Thousands of people gathered in Paris on the call of several media outlets, labor unions, and groups to vote against the far-right in the second round of France’s parliamentary elections, with minority Muslims, like many others, concerned about the development of the extreme right.
“I have the impression that we’ve really become a country of racists, and that saddens me a lot because we were France after all,” Valere Pique, a 31-year-old public servant, told the AFP news agency on Wednesday.
“There’s a lot of imagination abroad about what France is, and I get the impression that we’re really closing in on ourselves, and it really saddens me to see that, in fact.”
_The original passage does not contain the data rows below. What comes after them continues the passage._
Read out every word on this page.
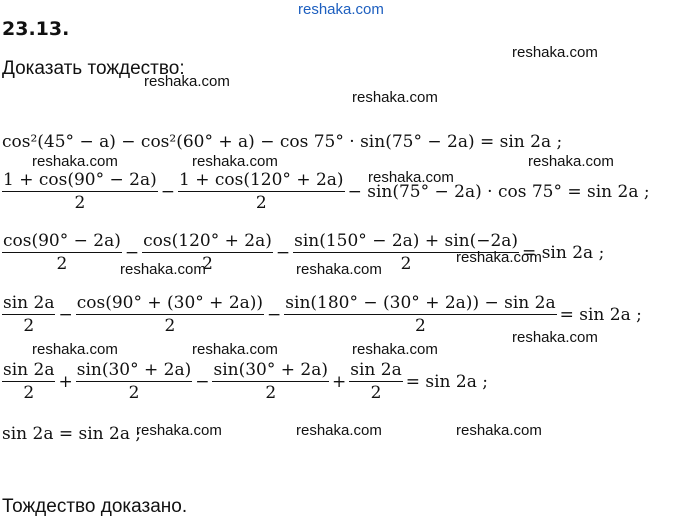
23.13.
reshaka.com
Доказать тождество:
cos²(45° − a) − cos²(60° + a) − cos 75° · sin(75° − 2a) = sin 2a ;
$\frac{1 + \cos(90^\circ - 2a)}{2} - \frac{1 + \cos(120^\circ + 2a)}{2} - \sin(75^\circ - 2a) \cdot \cos 75^\circ = \sin 2a$ ;
$\frac{\cos(90^\circ - 2a)}{2} - \frac{\cos(120^\circ + 2a)}{2} - \frac{\sin(150^\circ - 2a) + \sin(-2a)}{2} = \sin 2a$ ;
$\frac{\sin 2a}{2} - \frac{\cos(90^\circ + (30^\circ + 2a))}{2} - \frac{\sin(180^\circ - (30^\circ + 2a)) - \sin 2a}{2} = \sin 2a$ ;
$\frac{\sin 2a}{2} + \frac{\sin(30^\circ + 2a)}{2} - \frac{\sin(30^\circ + 2a)}{2} + \frac{\sin 2a}{2} = \sin 2a$ ;
sin 2a = sin 2a ;
Тождество доказано.
reshaka.com
reshaka.com
reshaka.com
reshaka.com	reshaka.com
reshaka.com
reshaka.com
reshaka.com	reshaka.com
reshaka.com
reshaka.com	reshaka.com	reshaka.com
reshaka.com
reshaka.com	reshaka.com	reshaka.com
Another protester at the site stated, “Given the divide between the countryside and the cities, I don’t see how France can be reconciled at this time.” So it terrifies me to witness the outbursts of violence, as well as the reality that racist, anti-Semitic, misogynistic, Islamophobic, or whatever statements have become normal. “I find this trivialization of violence very frightening.”
France’s embattled prime minister has encouraged voters to build a united front to oppose the far-right in legislative elections, warning that Marine Le Pen’s anti-immigrant party was on the verge of securing an absolute majority.
“The extreme right is the only bloc capable of achieving an absolute majority,” Prime Minister Gabriel Attal told France Inter radio.
“On Sunday evening, what’s at stake in the second round is to do everything so that the extreme right do es not have an absolute majority,” he said.
“It’s not nice for many French to have to block (the National Rally) by casting a vote they did not want to,” he added, but “it’s our responsibility to do this.”